U.S. Supreme Court action taken in April may have consequences in Koochiching County District Court yet this year.
In April, the U.S. Supreme Court reinterpreted the Fourth Amendment right to be free from unreasonable search and seizures as it relates to the driving while intoxicated laws when it overruled a previous case.
On Tuesday, two local attorneys argued that the high court’s reinterpretation and overruling of Missouri v. McNeely means that there must be more of an exigency, or urgent need or demand, to justify drawing blood, or using urine and breath tests, as evidence of drunken driving without first obtaining a warrant.
Koochiching County District Court Judge Charles LeDuc is expected to rule on motions made in the cases in about 90 days.
Until the court action in April, most courts agreed that blood tests were allowed without a warrant because of the natural dissipation of alcohol in the blood stream creating an exigency justifying the blood to be drawn and the search to be conducted without the delay of seeking a warrant.
Attorneys Steven Nelson and Kim Wimmer challenged the use of such evidence in six local pending DWI cases.
Nelson and Wimmer moved that the blood alcohol content test results of one defendant be suppressed. In addition, they argued that breath and urine tests of the other clients should be handled the same way because of a case in Sibley County, Minn., where a district court ruling upheld the Missouri v. McNeely decision, and ordered that a defendant’s urine test be suppressed as evidence, because the seizure, in this case the taking of urine, required a warrant or evidence that the police could not reasonably obtain a warrant.

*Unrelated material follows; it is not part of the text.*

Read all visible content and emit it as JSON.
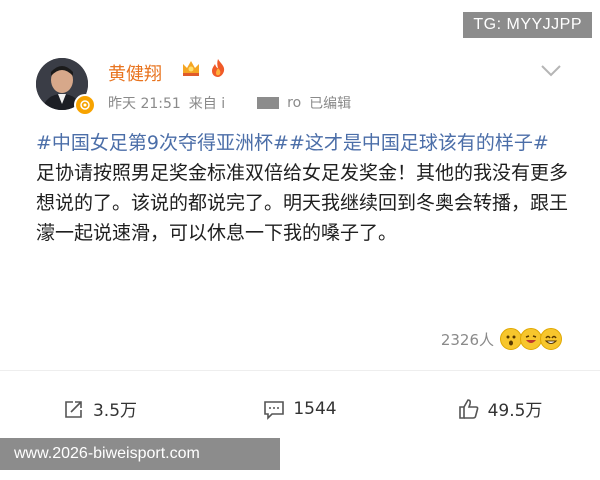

In addition, Nelson argued that the implied consent law asks drivers to give up the rights protected under the Fourth Amendment by taking blood, alcohol or breath tests or give up driving.
Local prosecutors, county Attorney Jeff Naglosky and International Falls Attorney Steven Shermoen argued, among other issues, that the defendants participated in the tests, and in one case refused a test, prior to the April decision by the U.S. Supreme Court.
“The police followed the law as it existed at the time of the offense,” said Naglosky.
He also argued that that the Missouri case was different than the cases being challenged because it involved an officer forcibly taking blood.
He said suppression of the results of the tests is not the remedy and asked the judge to deny and dismiss the motions.
Shermoen said because driving is a privilege, an application for a driver’s license carries with it the responsibility to submit to tests if an officer suspects driving and driving.
He said reliance upon the McNeely decision in the cases is misplaced.